People trust science because it is backed by facts, and every new medical development goes through stages of trials and errors, documentation, correlations and judgements through clinical expertise. Over the years of scientific enquiry and understanding, we have new norms to treat small and big ailments with procedures that have been tried and teste d. However, treatments like (CAR) T-cell therapy are equivalent to administering a living drug to the patient and come with complications like primary secondary malignancies that develop after the treatment. When dealing with patients who have entrusted their health to a doctor in a hospital, there is an art to communicating with patients and making them feel confident in the doctor and more in control over the situation. A majority of the art is attributed to the vocabulary and tone in which facts are conveyed to the patient. More scientific backing gives doctors more confidence, which can make patients feel more in control. With recent treatments, the practice of medicine does tread the line of artistic judgement, making what is backed by science a colour palette for the specialist to work with what is known. So the art of medicine can be compared to the number of times it achieves positive results in patients (like the aesthetic value of art to its viewer), and the science is justified by how standardised the colour palette can become in treatments for a spectrum of patients which makes it a practice (like the paint colours for the painter).

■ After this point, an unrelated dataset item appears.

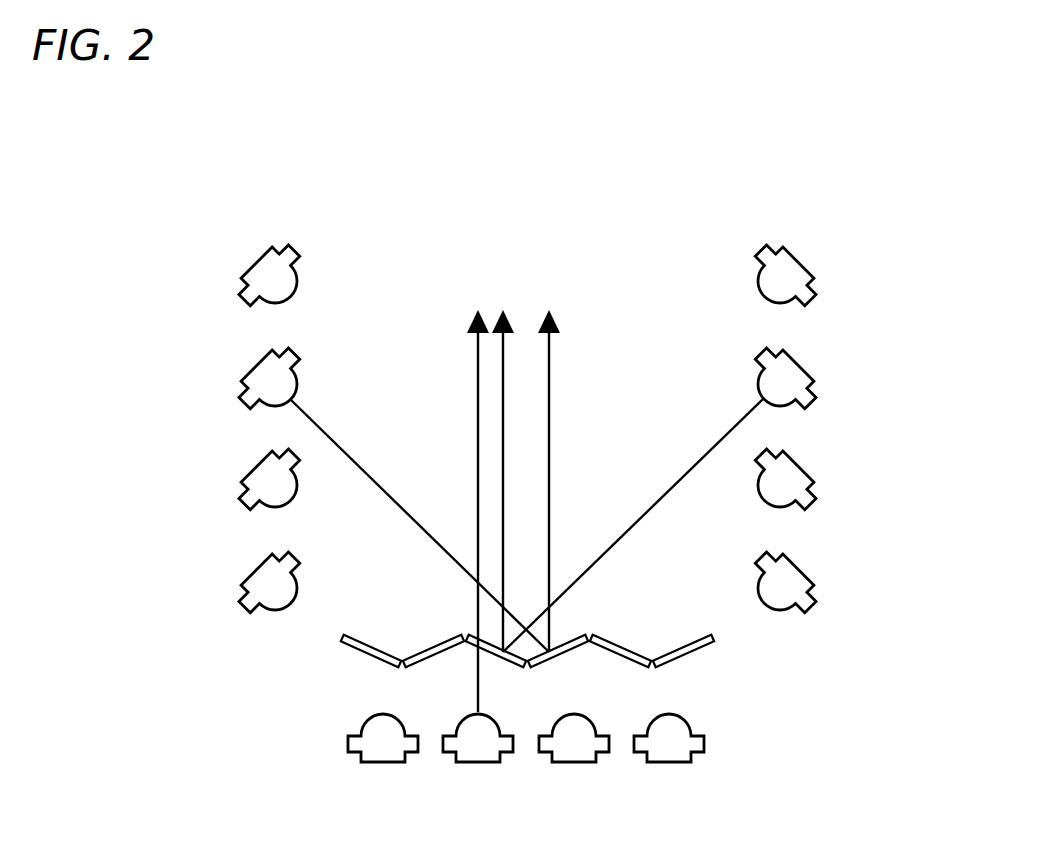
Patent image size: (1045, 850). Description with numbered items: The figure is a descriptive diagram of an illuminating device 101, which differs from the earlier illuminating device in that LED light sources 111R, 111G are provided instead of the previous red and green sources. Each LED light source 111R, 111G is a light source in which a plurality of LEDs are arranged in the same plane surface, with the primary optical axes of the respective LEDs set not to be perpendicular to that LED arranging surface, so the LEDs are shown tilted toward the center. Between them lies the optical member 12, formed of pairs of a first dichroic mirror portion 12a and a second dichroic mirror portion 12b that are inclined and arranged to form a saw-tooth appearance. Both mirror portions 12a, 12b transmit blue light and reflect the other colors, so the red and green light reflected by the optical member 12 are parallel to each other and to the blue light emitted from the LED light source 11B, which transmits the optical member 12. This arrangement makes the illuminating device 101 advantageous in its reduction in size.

  • From drilling 1-4 inches of the skull without anaesthesia to minimal invasive neurosurgeries and standardised anaesthetics, the practice of medicine has grown with the confidence of becoming increasingly patient-friendly.
  • Medicine has evolved from science that focuses on the overall treatment of patients and finding solutions with the principle of minimal harm. Modern and technological advancements are highly accomplished, but the perception of how effective medicine is disproportionate to how much it can be verified by science.
  • However, newer developments that require the leeway for clinical trials have resurfaced the debate about whether the practice of medicine is an art or a science. The answer is it is a delicate balance of both. Modern advancements in medicine are artistic in judgements because of the presumptions that they will work based on what is known and what can be backed by facts.